Akkoord over CAO voor uitzendkrachten

Contact
Press Release

Akkoord over CAO voor uitzendkrachten

Magnit | November 17 2021

De vakbonden en uitzendwerkgevers hebben op 17 november een akkoord bereikt over een nieuwe CAO voor uitzendkrachten. De looptijd van de bestaande CAO was al op 30 september 2021 ­­verstreken. Als de achterbannen met de nieuwe afspraken instemmen, gaat de nieuwe CAO in per 17 november 2021 tot 2 januari 2023. In dit akkoord staan ook alvast enkele afspraken voor de in 2023 nog af te sluiten CAO.

Partijen hebben het volgende afgesproken:

1. Fase A wordt vanaf 3 januari 2022 ingekort naar 52 gewerkte weken.

Noot: het gaat hier om de uitzendfase waarin de opdrachtgever de mogelijkheid heeft om een inzet desgewenst te beëindigen. Deze verkorte termijn zal gelden voor uitzendkrachten die op of na 3 januari 2022 starten. Voor uitzendkrachten die eerder zijn gestart geldt nog de bestaande termijn van 78 weken tot 2 januari 2023 (dus vanaf 2 januari 2023 voor alle uitzendkrachten). In de CAO vanaf 2023 zal daarbij doorbetaalde vakantie meetellen als gewerkte weken.

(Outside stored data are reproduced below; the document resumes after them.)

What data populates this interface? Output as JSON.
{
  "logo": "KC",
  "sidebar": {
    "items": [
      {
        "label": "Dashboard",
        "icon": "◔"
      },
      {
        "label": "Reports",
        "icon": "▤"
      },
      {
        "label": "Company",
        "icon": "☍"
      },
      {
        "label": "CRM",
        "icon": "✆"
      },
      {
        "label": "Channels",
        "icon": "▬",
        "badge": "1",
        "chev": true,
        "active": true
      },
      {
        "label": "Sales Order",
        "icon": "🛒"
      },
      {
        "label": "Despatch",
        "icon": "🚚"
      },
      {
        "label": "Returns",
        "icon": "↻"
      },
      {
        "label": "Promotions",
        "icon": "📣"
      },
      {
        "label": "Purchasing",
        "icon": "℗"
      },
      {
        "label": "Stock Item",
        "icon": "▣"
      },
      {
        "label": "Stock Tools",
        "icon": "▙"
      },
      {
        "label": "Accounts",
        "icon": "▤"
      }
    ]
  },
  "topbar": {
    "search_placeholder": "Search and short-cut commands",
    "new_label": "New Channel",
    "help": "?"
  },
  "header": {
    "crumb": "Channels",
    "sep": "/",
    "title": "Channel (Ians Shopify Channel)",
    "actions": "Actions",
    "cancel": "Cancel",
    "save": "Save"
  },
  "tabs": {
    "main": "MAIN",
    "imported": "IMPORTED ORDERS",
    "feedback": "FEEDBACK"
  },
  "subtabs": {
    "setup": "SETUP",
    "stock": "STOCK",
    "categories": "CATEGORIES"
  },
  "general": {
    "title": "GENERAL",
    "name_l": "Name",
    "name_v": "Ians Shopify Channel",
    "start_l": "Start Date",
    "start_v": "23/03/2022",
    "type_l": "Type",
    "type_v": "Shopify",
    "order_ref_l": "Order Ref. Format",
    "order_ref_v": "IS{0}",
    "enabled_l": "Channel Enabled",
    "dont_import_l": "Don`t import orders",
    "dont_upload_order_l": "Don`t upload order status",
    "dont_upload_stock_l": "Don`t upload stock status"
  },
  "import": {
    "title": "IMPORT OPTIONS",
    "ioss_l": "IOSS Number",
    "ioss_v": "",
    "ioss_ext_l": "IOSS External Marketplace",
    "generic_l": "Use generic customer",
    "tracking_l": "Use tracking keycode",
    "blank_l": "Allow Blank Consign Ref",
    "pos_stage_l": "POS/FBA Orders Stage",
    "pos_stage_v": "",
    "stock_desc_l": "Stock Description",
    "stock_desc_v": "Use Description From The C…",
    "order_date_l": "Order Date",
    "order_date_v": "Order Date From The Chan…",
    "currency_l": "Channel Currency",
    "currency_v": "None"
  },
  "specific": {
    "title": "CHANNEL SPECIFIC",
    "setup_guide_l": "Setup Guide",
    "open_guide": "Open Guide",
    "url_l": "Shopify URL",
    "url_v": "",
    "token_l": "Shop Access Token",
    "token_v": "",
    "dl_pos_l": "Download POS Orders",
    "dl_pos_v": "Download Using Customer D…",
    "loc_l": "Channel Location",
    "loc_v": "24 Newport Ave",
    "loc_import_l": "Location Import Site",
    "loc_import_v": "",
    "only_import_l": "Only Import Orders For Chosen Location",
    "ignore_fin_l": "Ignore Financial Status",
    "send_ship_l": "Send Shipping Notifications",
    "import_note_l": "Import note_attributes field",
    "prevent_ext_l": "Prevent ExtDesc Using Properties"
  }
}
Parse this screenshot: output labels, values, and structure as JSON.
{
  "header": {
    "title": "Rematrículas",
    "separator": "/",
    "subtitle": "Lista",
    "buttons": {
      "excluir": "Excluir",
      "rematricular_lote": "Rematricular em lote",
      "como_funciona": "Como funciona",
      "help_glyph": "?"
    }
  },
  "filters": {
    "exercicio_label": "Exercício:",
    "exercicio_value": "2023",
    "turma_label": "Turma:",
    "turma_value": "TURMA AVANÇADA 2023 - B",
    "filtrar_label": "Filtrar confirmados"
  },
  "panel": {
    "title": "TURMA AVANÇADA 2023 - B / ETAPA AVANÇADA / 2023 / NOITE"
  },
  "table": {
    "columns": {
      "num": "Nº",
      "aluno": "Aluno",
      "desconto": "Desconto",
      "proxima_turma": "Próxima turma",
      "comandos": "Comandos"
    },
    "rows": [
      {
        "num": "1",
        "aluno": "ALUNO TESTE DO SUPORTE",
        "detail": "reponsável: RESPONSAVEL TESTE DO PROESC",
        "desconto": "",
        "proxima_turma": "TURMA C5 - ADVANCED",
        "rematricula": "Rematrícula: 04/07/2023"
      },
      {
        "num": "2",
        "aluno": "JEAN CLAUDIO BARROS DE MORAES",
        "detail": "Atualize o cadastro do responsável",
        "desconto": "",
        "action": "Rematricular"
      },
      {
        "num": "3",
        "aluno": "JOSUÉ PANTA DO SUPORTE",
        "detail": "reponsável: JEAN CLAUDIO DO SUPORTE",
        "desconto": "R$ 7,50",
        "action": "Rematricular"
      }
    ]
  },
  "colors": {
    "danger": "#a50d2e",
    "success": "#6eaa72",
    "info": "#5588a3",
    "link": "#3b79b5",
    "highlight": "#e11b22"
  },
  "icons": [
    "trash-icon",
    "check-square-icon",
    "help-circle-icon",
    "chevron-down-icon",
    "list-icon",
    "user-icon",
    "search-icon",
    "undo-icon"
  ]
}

2. Fase B wordt vanaf 3 januari 2022 verkort naar 3 jaar.

Noot: in deze fase heeft de werknemer een tijdelijke arbeidsovereenkomst die niet tussentijds door de werkgever kan worden opgezegd. Deze fase kan op dit moment nog vier jaar duren. Het maximum aantal tijdelijke contracten in deze periode blijft 6. Deze nieuwe verkorte 3-jaarstermijn zal gelden voor uitzendkrachten die op of na 3 januari 2022 starten in fase B. Voor uitzendkrachten die voor 3 januari 2022 zijn gestart in fase B geldt nog de oude termijn van maximaal vier jaar tot 2 januari 2023. Als de overeenkomst is aangegaan voor 17 november 2021 mag deze nog wel worden uitgediend in fase B, mits de oude maximale termijn van 4 jaar niet wordt overschreden.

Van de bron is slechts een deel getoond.